February 1981

Home Screening for Urinary Tract Infections in Infants

Author Affiliations

From the Department of Pediatrics, University of Connecticut Health Center, Farmington (Dr Randolph), the Department of Radiology, Yale University School of Medicine, New Haven, Conn (Dr Hodson), the Division of Laboratories, Connecticut State Health Department, Hartford (Mr Redys), and the Department of Microbiology, Connecticut State Health Laboratories, Hartford (Mr Cope). Ms Woods is in private practice in Danbury, Conn.

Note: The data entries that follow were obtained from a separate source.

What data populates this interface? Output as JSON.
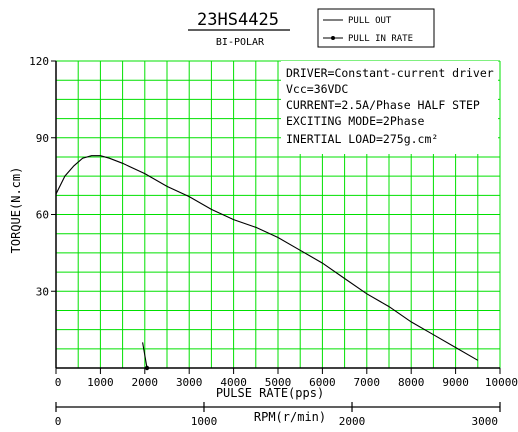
{
  "chart_data": {
    "type": "line",
    "title": "23HS4425",
    "subtitle": "BI-POLAR",
    "ylabel": "TORQUE(N.cm)",
    "xlabel": "PULSE RATE(pps)",
    "secondary_xlabel": "RPM(r/min)",
    "xlim": [
      0,
      10000
    ],
    "ylim": [
      0,
      120
    ],
    "grid": true,
    "grid_color": "#00e000",
    "x_ticks": [
      "0",
      "1000",
      "2000",
      "3000",
      "4000",
      "5000",
      "6000",
      "7000",
      "8000",
      "9000",
      "10000"
    ],
    "y_ticks": [
      "30",
      "60",
      "90",
      "120"
    ],
    "rpm_ticks": [
      {
        "label": "0",
        "pps": 0
      },
      {
        "label": "1000",
        "pps": 3333
      },
      {
        "label": "2000",
        "pps": 6667
      },
      {
        "label": "3000",
        "pps": 10000
      }
    ],
    "annotations": [
      "DRIVER=Constant-current driver",
      "Vcc=36VDC",
      "CURRENT=2.5A/Phase HALF STEP",
      "EXCITING MODE=2Phase",
      "INERTIAL LOAD=275g.cm²"
    ],
    "series": [
      {
        "name": "PULL OUT",
        "marker": "none",
        "x": [
          0,
          200,
          400,
          600,
          800,
          1000,
          1200,
          1500,
          2000,
          2500,
          3000,
          3500,
          4000,
          4500,
          5000,
          5500,
          6000,
          6500,
          7000,
          7500,
          8000,
          8500,
          9000,
          9500
        ],
        "y": [
          68,
          75,
          79,
          82,
          83,
          83,
          82,
          80,
          76,
          71,
          67,
          62,
          58,
          55,
          51,
          46,
          41,
          35,
          29,
          24,
          18,
          13,
          8,
          3
        ]
      },
      {
        "name": "PULL IN RATE",
        "marker": "dot",
        "x": [
          1950,
          2000,
          2050
        ],
        "y": [
          10,
          5,
          0
        ]
      }
    ],
    "legend_position": "top-right"
  }
}
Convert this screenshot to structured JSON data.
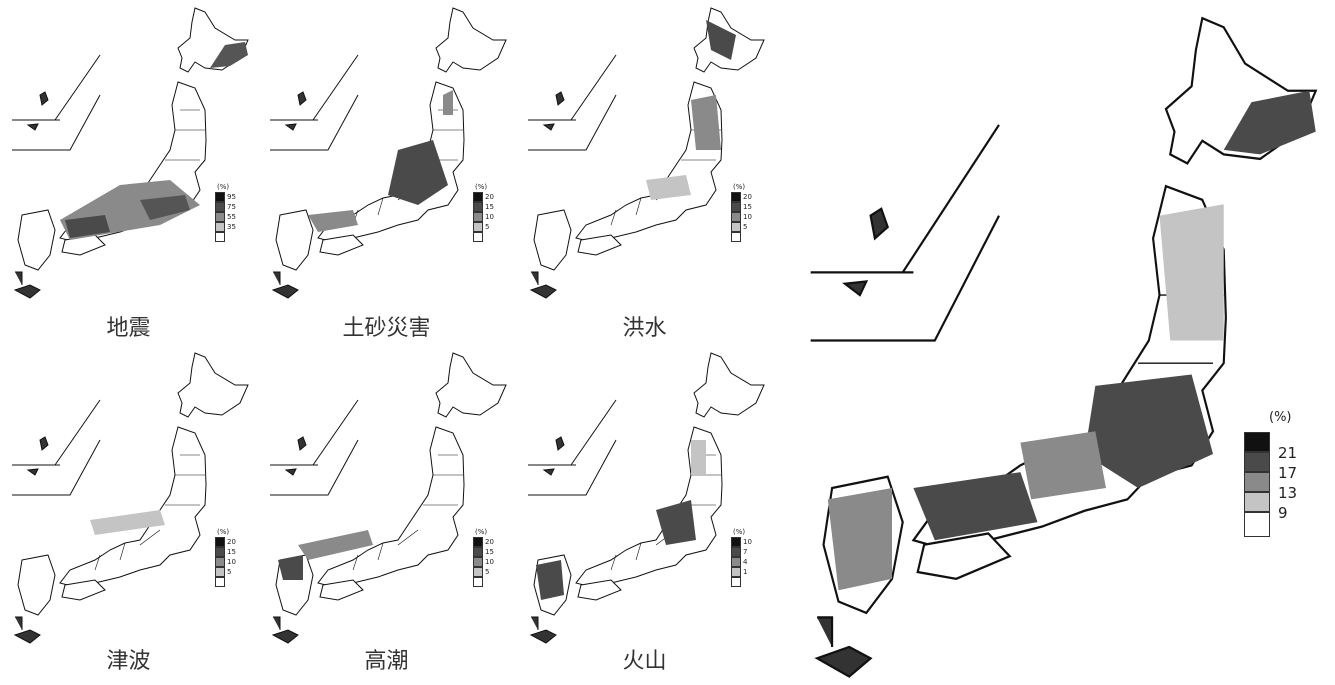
{
  "legend_unit": "(%)",
  "colors": {
    "level4": "#111111",
    "level3": "#4a4a4a",
    "level2": "#8a8a8a",
    "level1": "#c4c4c4",
    "level0": "#ffffff"
  },
  "maps": [
    {
      "hazard": "地震",
      "legend": [
        "95",
        "75",
        "55",
        "35"
      ]
    },
    {
      "hazard": "土砂災害",
      "legend": [
        "20",
        "15",
        "10",
        "5"
      ]
    },
    {
      "hazard": "洪水",
      "legend": [
        "20",
        "15",
        "10",
        "5"
      ]
    },
    {
      "hazard": "津波",
      "legend": [
        "20",
        "15",
        "10",
        "5"
      ]
    },
    {
      "hazard": "高潮",
      "legend": [
        "20",
        "15",
        "10",
        "5"
      ]
    },
    {
      "hazard": "火山",
      "legend": [
        "10",
        "7",
        "4",
        "1"
      ]
    }
  ],
  "combined_legend": [
    "21",
    "17",
    "13",
    "9"
  ]
}
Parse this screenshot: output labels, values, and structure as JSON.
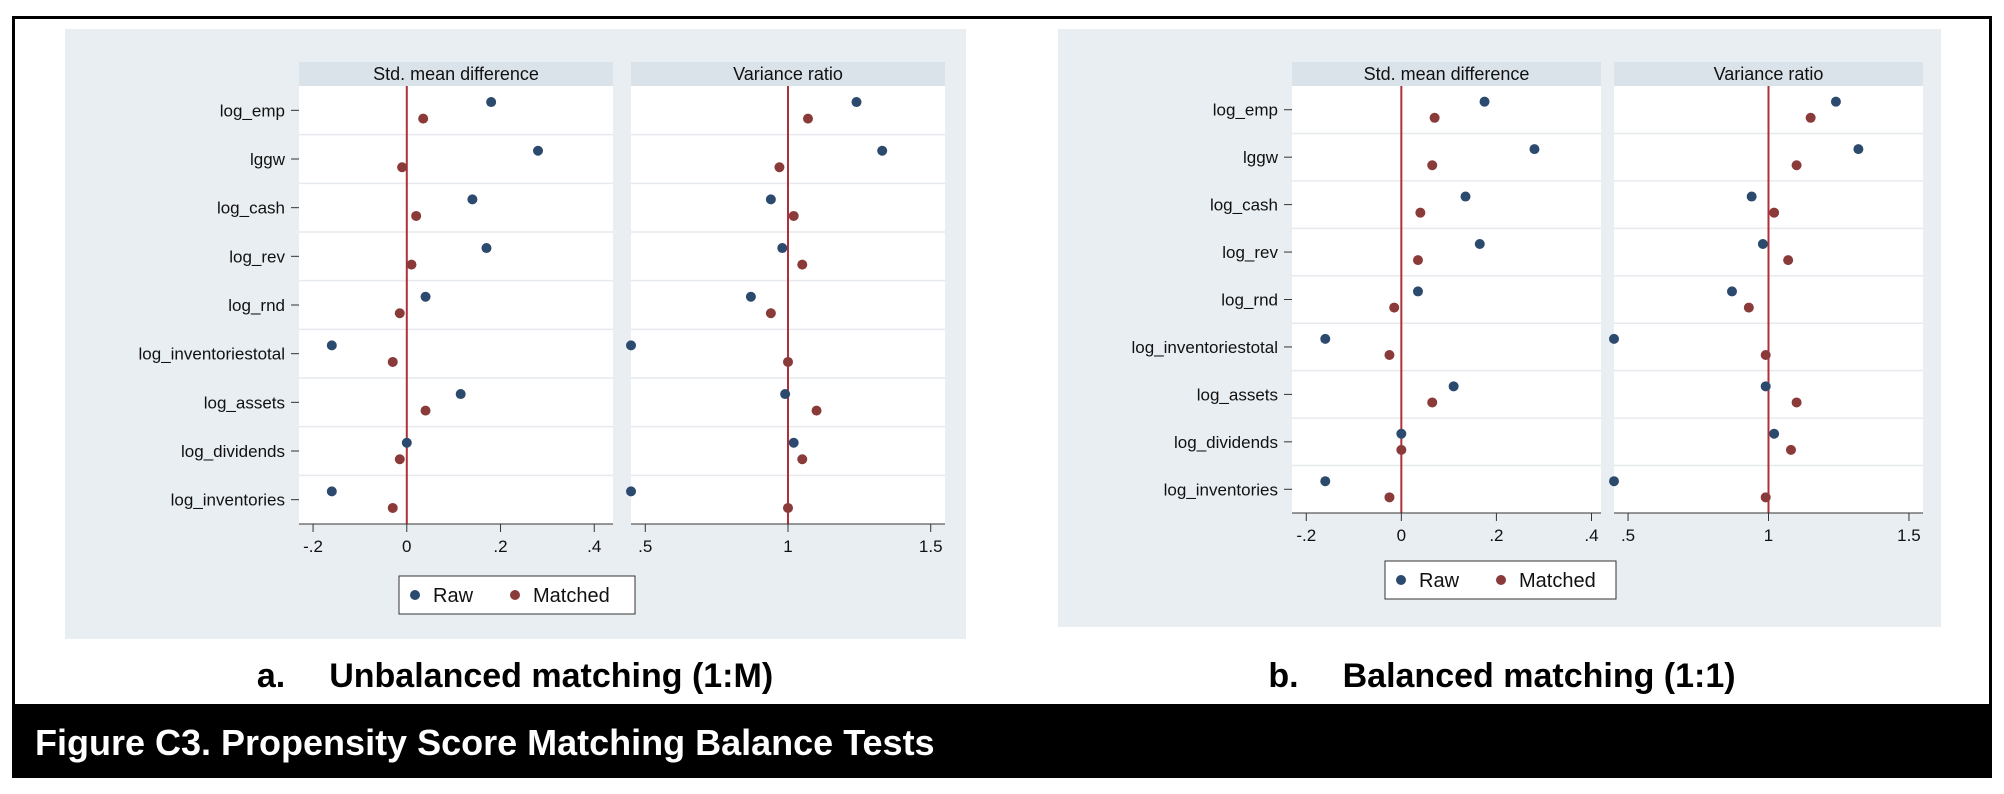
{
  "figure_title": "Figure C3. Propensity Score Matching Balance Tests",
  "colors": {
    "raw": "#2c4a6e",
    "matched": "#8b3a3a",
    "refline": "#b0303a",
    "panel_bg": "#e9eef2",
    "strip_bg": "#dbe3ea"
  },
  "chart_data": [
    {
      "type": "scatter",
      "caption_letter": "a.",
      "caption_text": "Unbalanced matching (1:M)",
      "variables": [
        "log_emp",
        "lggw",
        "log_cash",
        "log_rev",
        "log_rnd",
        "log_inventoriestotal",
        "log_assets",
        "log_dividends",
        "log_inventories"
      ],
      "legend": [
        "Raw",
        "Matched"
      ],
      "legend_position": "bottom",
      "facets": [
        {
          "title": "Std. mean difference",
          "xlim": [
            -0.23,
            0.44
          ],
          "ticks": [
            -0.2,
            0,
            0.2,
            0.4
          ],
          "tick_labels": [
            "-.2",
            "0",
            ".2",
            ".4"
          ],
          "refline": 0,
          "raw": [
            0.18,
            0.28,
            0.14,
            0.17,
            0.04,
            -0.16,
            0.115,
            0.0,
            -0.16
          ],
          "matched": [
            0.035,
            -0.01,
            0.02,
            0.01,
            -0.015,
            -0.03,
            0.04,
            -0.015,
            -0.03
          ]
        },
        {
          "title": "Variance ratio",
          "xlim": [
            0.45,
            1.55
          ],
          "ticks": [
            0.5,
            1,
            1.5
          ],
          "tick_labels": [
            ".5",
            "1",
            "1.5"
          ],
          "refline": 1,
          "raw": [
            1.24,
            1.33,
            0.94,
            0.98,
            0.87,
            0.45,
            0.99,
            1.02,
            0.45
          ],
          "matched": [
            1.07,
            0.97,
            1.02,
            1.05,
            0.94,
            1.0,
            1.1,
            1.05,
            1.0
          ]
        }
      ]
    },
    {
      "type": "scatter",
      "caption_letter": "b.",
      "caption_text": "Balanced matching (1:1)",
      "variables": [
        "log_emp",
        "lggw",
        "log_cash",
        "log_rev",
        "log_rnd",
        "log_inventoriestotal",
        "log_assets",
        "log_dividends",
        "log_inventories"
      ],
      "legend": [
        "Raw",
        "Matched"
      ],
      "legend_position": "bottom",
      "facets": [
        {
          "title": "Std. mean difference",
          "xlim": [
            -0.23,
            0.42
          ],
          "ticks": [
            -0.2,
            0,
            0.2,
            0.4
          ],
          "tick_labels": [
            "-.2",
            "0",
            ".2",
            ".4"
          ],
          "refline": 0,
          "raw": [
            0.175,
            0.28,
            0.135,
            0.165,
            0.035,
            -0.16,
            0.11,
            0.0,
            -0.16
          ],
          "matched": [
            0.07,
            0.065,
            0.04,
            0.035,
            -0.015,
            -0.025,
            0.065,
            0.0,
            -0.025
          ]
        },
        {
          "title": "Variance ratio",
          "xlim": [
            0.45,
            1.55
          ],
          "ticks": [
            0.5,
            1,
            1.5
          ],
          "tick_labels": [
            ".5",
            "1",
            "1.5"
          ],
          "refline": 1,
          "raw": [
            1.24,
            1.32,
            0.94,
            0.98,
            0.87,
            0.45,
            0.99,
            1.02,
            0.45
          ],
          "matched": [
            1.15,
            1.1,
            1.02,
            1.07,
            0.93,
            0.99,
            1.1,
            1.08,
            0.99
          ]
        }
      ]
    }
  ]
}
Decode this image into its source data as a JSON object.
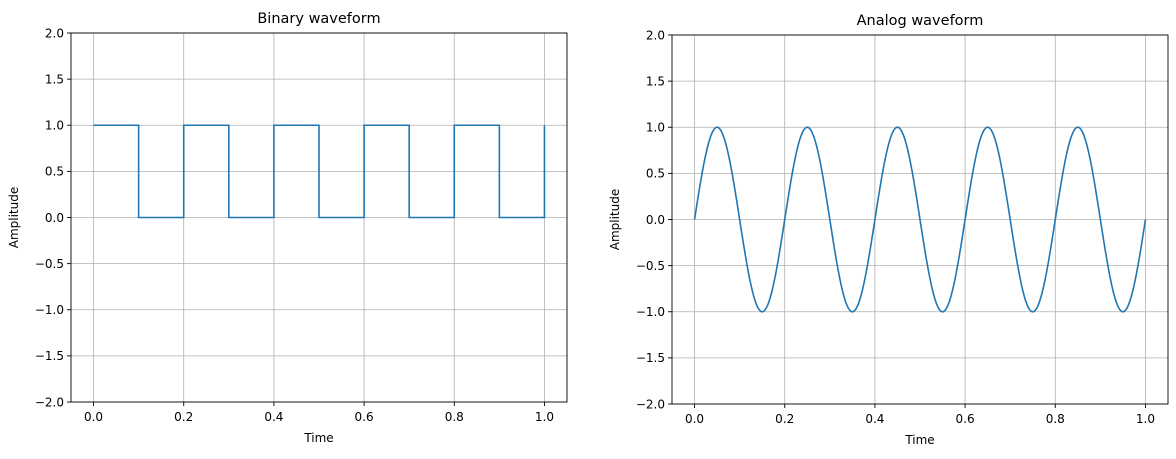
{
  "figure": {
    "background": "#ffffff",
    "line_color": "#1f77b4",
    "grid_color": "#b0b0b0"
  },
  "chart_data": [
    {
      "type": "line",
      "title": "Binary waveform",
      "xlabel": "Time",
      "ylabel": "Amplitude",
      "xlim": [
        -0.05,
        1.05
      ],
      "ylim": [
        -2.0,
        2.0
      ],
      "grid": true,
      "x_ticks": [
        "0.0",
        "0.2",
        "0.4",
        "0.6",
        "0.8",
        "1.0"
      ],
      "x_tick_values": [
        0.0,
        0.2,
        0.4,
        0.6,
        0.8,
        1.0
      ],
      "y_ticks": [
        "2.0",
        "1.5",
        "1.0",
        "0.5",
        "0.0",
        "−0.5",
        "−1.0",
        "−1.5",
        "−2.0"
      ],
      "y_tick_values": [
        2.0,
        1.5,
        1.0,
        0.5,
        0.0,
        -0.5,
        -1.0,
        -1.5,
        -2.0
      ],
      "series": [
        {
          "name": "binary",
          "description": "Square wave, 5 Hz, 50% duty cycle, levels 0 and 1",
          "x": [
            0.0,
            0.1,
            0.1,
            0.2,
            0.2,
            0.3,
            0.3,
            0.4,
            0.4,
            0.5,
            0.5,
            0.6,
            0.6,
            0.7,
            0.7,
            0.8,
            0.8,
            0.9,
            0.9,
            1.0,
            1.0
          ],
          "y": [
            1,
            1,
            0,
            0,
            1,
            1,
            0,
            0,
            1,
            1,
            0,
            0,
            1,
            1,
            0,
            0,
            1,
            1,
            0,
            0,
            1
          ]
        }
      ]
    },
    {
      "type": "line",
      "title": "Analog waveform",
      "xlabel": "Time",
      "ylabel": "Amplitude",
      "xlim": [
        -0.05,
        1.05
      ],
      "ylim": [
        -2.0,
        2.0
      ],
      "grid": true,
      "x_ticks": [
        "0.0",
        "0.2",
        "0.4",
        "0.6",
        "0.8",
        "1.0"
      ],
      "x_tick_values": [
        0.0,
        0.2,
        0.4,
        0.6,
        0.8,
        1.0
      ],
      "y_ticks": [
        "2.0",
        "1.5",
        "1.0",
        "0.5",
        "0.0",
        "−0.5",
        "−1.0",
        "−1.5",
        "−2.0"
      ],
      "y_tick_values": [
        2.0,
        1.5,
        1.0,
        0.5,
        0.0,
        -0.5,
        -1.0,
        -1.5,
        -2.0
      ],
      "series": [
        {
          "name": "analog",
          "description": "Sine wave y = sin(2*pi*5*t), amplitude 1, 5 cycles over [0,1]",
          "frequency_hz": 5,
          "amplitude": 1,
          "x": [
            0.0,
            0.05,
            0.1,
            0.15,
            0.2,
            0.25,
            0.3,
            0.35,
            0.4,
            0.45,
            0.5,
            0.55,
            0.6,
            0.65,
            0.7,
            0.75,
            0.8,
            0.85,
            0.9,
            0.95,
            1.0
          ],
          "y": [
            0,
            1,
            0,
            -1,
            0,
            1,
            0,
            -1,
            0,
            1,
            0,
            -1,
            0,
            1,
            0,
            -1,
            0,
            1,
            0,
            -1,
            0
          ]
        }
      ]
    }
  ]
}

Am J Dis Child. 1981;135(2):122-125. doi:10.1001/archpedi.1981.02130260014005

• In a private practice, 200 parents were trained to collect and culture their infants' urine at home and to interpret the culture after 24 hours of home incubation at room temperature (21 °C). Instruction was brief and confined to one office visit. On succeeding visits, every parent proved able to distinguish "nonsignificant" from "suspect" and "significant" bacteriuria. Subsequently, each of the parents screened his or her own infant for bacteriuria on two occasions. Ninety percent of the 200 infants were in the "nonsignificant" range of bacteriuria, 10% in the "suspect" or "significant" range. Urinary tract infection was detected in six infants (3%); only one infant showed an abnormality of the genitourinary tract. Home screening is simple, reliable, inexpensive, and well accepted by the parents.